Sila ketiga. Ekonomi hendaknya membuat kita berada dalam satu ikatan, yakni persatuan dan kesatuan. Karena hanya dengan persatuan kemiskinan dapat kita tekan, dan kesejahteraan dapat kita raih. Sila keempat. Yang cukup fundamental dari prinsip ekonomi juga adalah karakter musyawarah. Itulah makanya dalam Islam, suatu transaksi jual beli dapat disebut halal jika terdapat asas aqad wa al-ridho perjanjian dan saling meridhokan. Penjual menjual dengan harga yang pantas dan pembeli membeli dengan tawaran yang pantas pula. Tidak boleh ada penipuan di dalamnya. Sedangkan sila kelima, ekonomi mesti disusun berdasarkan prinsip egaliter, dan sosialis, dalam artian tak boleh ada ketimpangan, kesenjangan, dan keretakan dalam kehidupan sosial. Pelaku usaha paham benar bahwa ekonomi yang disyariatkan Tuhan adalah social justice; keadilan sosil. Ada pengusaha yang kaya raya, lantas kekayaannya juga bermanfaat kepada tetangga, rakyat miskin dan kaum terlantar. Inilah yang dicontohkan Rasulullah saw. dengan para sahabatnya.
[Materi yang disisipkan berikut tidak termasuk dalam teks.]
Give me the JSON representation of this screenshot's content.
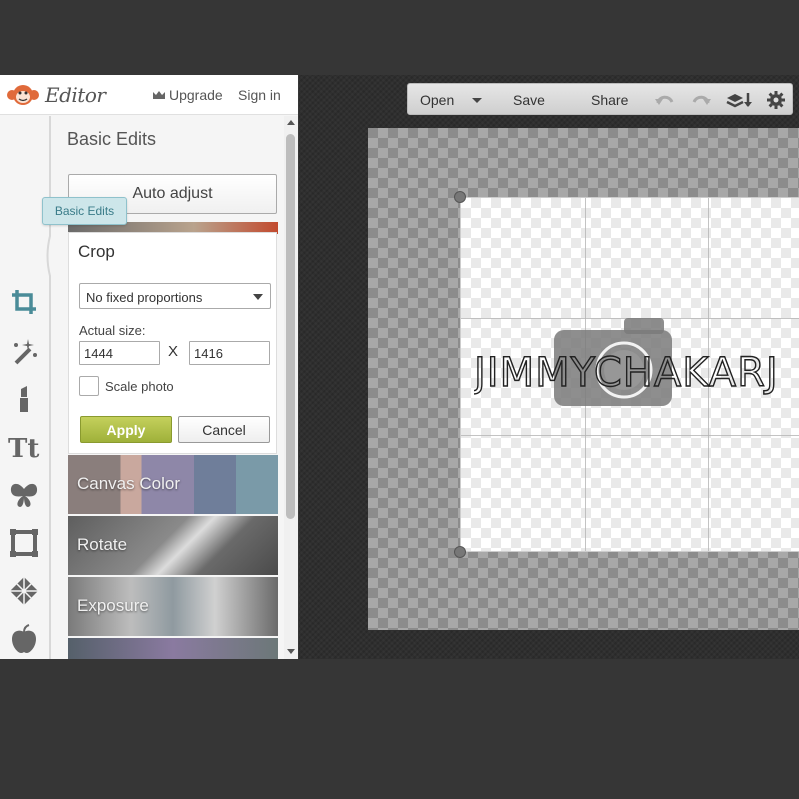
{
  "header": {
    "app_title": "Editor",
    "upgrade_label": "Upgrade",
    "signin_label": "Sign in"
  },
  "tooltip": {
    "text": "Basic Edits"
  },
  "tools": [
    {
      "name": "crop-icon",
      "active": true
    },
    {
      "name": "magic-wand-icon"
    },
    {
      "name": "lipstick-icon"
    },
    {
      "name": "text-icon"
    },
    {
      "name": "butterfly-icon"
    },
    {
      "name": "frame-icon"
    },
    {
      "name": "texture-icon"
    },
    {
      "name": "apple-icon"
    }
  ],
  "panel": {
    "title": "Basic Edits",
    "auto_adjust": "Auto adjust",
    "crop": {
      "title": "Crop",
      "proportion_selected": "No fixed proportions",
      "size_label": "Actual size:",
      "width": "1444",
      "height": "1416",
      "separator": "X",
      "scale_label": "Scale photo",
      "scale_checked": false,
      "apply_label": "Apply",
      "cancel_label": "Cancel"
    },
    "tiles": [
      {
        "label": "Canvas Color"
      },
      {
        "label": "Rotate"
      },
      {
        "label": "Exposure"
      }
    ]
  },
  "topbar": {
    "open_label": "Open",
    "save_label": "Save",
    "share_label": "Share",
    "icons": [
      "undo-icon",
      "redo-icon",
      "layers-icon",
      "gear-icon"
    ]
  },
  "canvas": {
    "artwork_text": "JIMMYCHAKARJ"
  },
  "colors": {
    "accent_blue": "#4a8b98",
    "apply_green": "#9fb13a",
    "workspace_bg": "#2f2f2f",
    "logo_orange": "#e06a3a"
  }
}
Pasar Mardika dan Batu Merah merupakan dua pasar sentral yang dimiliki Kota Ambon. Dari dua pusat ekonomi tradisional inilah ekosistem perekonomian Kota Ambon berada dalam titik aman, bahkan dapat dikata memberi sumbangsi bagi surplus PAD Kota Ambon. Geliat ekonomi terasa laju. Pertumbuhan ekonomi Kota Ambon beranjak naik, walau tertati-tati. Itu artinya tanpa dua pasar ini, ekonomi Amboina City akan mengalami defisit. Namun yang sungguh disayangkan adalah geliat ekonomi ini tidak berbanding lurus dengan perilaku ekonomi para penggeliatnya (pedagang). Kecurangan dan penipuan berkembang pesat mengikuti lajunya pertumbuhan ekonomi kotanya. Ironisnya hal ini telah berlangsung lama, dan tidak pernah ada teguran dari stakeholder terkait, baik pemerintah Kota maupun institusi keagamaan sebagai basis religiutas. Cupa (wadah) yang digunakan untuk mengukur cabe dibungkus dalamnya sehingga terlihat dari luarnya asli, tapi di dalamnya dilapisi zen atau alumunium. hasilnya takaran tidak sesuai kemestian. Yang lebih mengherankan lagi, para pelakunya 95% beragama Islam. Padahal dalam surah Al-Muthaffifinn Allah telah memberi peringatan; “Wailullil muthaffifin” (dan celaka besarlah orang-orang berbuat curang). “waizaa kaaluuhum awzanuhum yukhsiruun” (dan apabila mereka menakar atau menimbang untuk orang lain mereka mengurangi).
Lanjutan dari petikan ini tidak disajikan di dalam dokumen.